Visual results of ablating key components.

  • Row (a) - w/o Alignment Strategy: If you remove the pre-alignment, the model fails to understand where the object is, resulting in a blurry mess.
  • Row (b) - w/o DFCB: Removing the Decompose-and-Fuse branch makes the image look flat and lose detail.
  • Row (c) - w/o Fidelity Control: Removing the fidelity branch leads to weird color shifts and texture loss.

They also specifically tested the alignment strategy:

Effectiveness of the alignment strategy.

Without the data synthesis pipeline (d) or pre-alignment (e), the model cannot handle the large motion of the person in the foreground.

Finally, they validated their decision to decompose the image into Structure and Color.

Ablation study on the Decompose-and-Fuse design choices.

Simply using the raw under-exposed image (\(I_{ue}\)) isn’t enough (c). Using Structure (\(S_{ue}\)) + Color (\(C_{ue}\)) combined with the special control branch (f) yields the sharpest text on the neon sign.

Conclusion and Future Potential

UltraFusion represents a significant shift in how we think about computational photography. By framing Exposure Fusion as a Generative Inpainting task, it overcomes the physical limitations of camera sensors and the algorithmic limitations of traditional merging.

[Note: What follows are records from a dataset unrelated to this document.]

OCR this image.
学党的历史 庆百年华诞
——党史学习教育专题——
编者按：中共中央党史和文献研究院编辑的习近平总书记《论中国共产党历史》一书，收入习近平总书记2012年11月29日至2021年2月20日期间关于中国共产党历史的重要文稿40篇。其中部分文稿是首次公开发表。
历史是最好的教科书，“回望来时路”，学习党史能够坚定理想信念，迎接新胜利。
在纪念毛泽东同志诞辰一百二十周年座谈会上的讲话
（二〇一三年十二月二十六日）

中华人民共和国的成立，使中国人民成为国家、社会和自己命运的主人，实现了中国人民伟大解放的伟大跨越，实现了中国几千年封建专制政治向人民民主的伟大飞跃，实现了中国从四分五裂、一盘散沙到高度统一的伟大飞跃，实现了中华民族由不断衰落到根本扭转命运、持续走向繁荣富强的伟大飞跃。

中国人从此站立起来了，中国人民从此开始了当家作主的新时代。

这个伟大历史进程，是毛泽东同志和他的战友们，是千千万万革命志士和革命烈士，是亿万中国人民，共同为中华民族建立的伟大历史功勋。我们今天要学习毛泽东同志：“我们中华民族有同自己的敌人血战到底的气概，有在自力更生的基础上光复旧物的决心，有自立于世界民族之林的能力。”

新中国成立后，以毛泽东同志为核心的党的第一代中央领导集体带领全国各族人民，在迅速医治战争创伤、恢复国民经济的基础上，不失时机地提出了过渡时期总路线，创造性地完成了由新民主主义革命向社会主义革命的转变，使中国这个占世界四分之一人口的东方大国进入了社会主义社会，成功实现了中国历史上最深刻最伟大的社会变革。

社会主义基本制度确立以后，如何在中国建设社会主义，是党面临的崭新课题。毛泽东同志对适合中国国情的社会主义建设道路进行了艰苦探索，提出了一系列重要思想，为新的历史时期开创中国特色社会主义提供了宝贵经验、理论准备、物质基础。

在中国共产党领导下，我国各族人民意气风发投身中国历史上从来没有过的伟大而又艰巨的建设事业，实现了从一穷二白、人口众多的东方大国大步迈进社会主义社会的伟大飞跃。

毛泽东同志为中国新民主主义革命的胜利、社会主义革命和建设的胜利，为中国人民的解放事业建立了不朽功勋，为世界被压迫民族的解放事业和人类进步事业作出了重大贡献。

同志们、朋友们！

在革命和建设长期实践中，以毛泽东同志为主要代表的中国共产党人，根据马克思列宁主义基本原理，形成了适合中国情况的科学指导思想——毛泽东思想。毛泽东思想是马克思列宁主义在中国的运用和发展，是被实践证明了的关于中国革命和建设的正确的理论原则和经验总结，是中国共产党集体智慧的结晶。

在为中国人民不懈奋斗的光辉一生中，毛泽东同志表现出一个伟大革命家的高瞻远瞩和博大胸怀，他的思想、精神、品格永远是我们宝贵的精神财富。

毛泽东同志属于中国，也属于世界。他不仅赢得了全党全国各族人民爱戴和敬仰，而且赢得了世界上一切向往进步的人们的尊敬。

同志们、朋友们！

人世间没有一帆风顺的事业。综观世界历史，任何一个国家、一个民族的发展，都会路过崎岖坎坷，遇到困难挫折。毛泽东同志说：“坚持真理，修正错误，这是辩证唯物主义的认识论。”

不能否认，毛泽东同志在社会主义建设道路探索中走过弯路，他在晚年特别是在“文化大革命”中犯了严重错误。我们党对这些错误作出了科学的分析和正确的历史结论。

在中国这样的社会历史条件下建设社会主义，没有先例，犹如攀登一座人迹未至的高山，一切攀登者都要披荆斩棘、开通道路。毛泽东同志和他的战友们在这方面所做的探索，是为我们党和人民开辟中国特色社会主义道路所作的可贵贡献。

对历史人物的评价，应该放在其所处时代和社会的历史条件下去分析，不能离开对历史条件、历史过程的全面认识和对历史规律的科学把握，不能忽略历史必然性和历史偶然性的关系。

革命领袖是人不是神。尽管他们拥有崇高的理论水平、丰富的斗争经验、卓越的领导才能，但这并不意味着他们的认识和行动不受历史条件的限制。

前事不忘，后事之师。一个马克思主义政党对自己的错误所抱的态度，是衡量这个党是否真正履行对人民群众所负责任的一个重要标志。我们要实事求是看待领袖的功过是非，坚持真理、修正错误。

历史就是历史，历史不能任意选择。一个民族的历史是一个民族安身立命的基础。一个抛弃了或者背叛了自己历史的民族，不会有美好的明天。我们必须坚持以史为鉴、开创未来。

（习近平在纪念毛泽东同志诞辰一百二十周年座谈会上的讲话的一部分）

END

It successfully handles extreme 9-stop dynamic ranges and fast motion, producing artifact-free images that look natural.

Interestingly, this “guided inpainting” approach opens the door for other applications. Since the model paints the over-exposed area based on guidance, you could theoretically guide it with a completely different image.

Extension to general fusion applications.

As shown above, the same architecture can be used to swap skies or merge two different scenes seamlessly—a glimpse into the future of creative image editing.

While the current implementation takes about 3.3 seconds per image on a high-end GPU (making it too slow for real-time mobile use right now), it paves the way for the next generation of camera algorithms. The days of blown-out skies and dark shadows are numbered.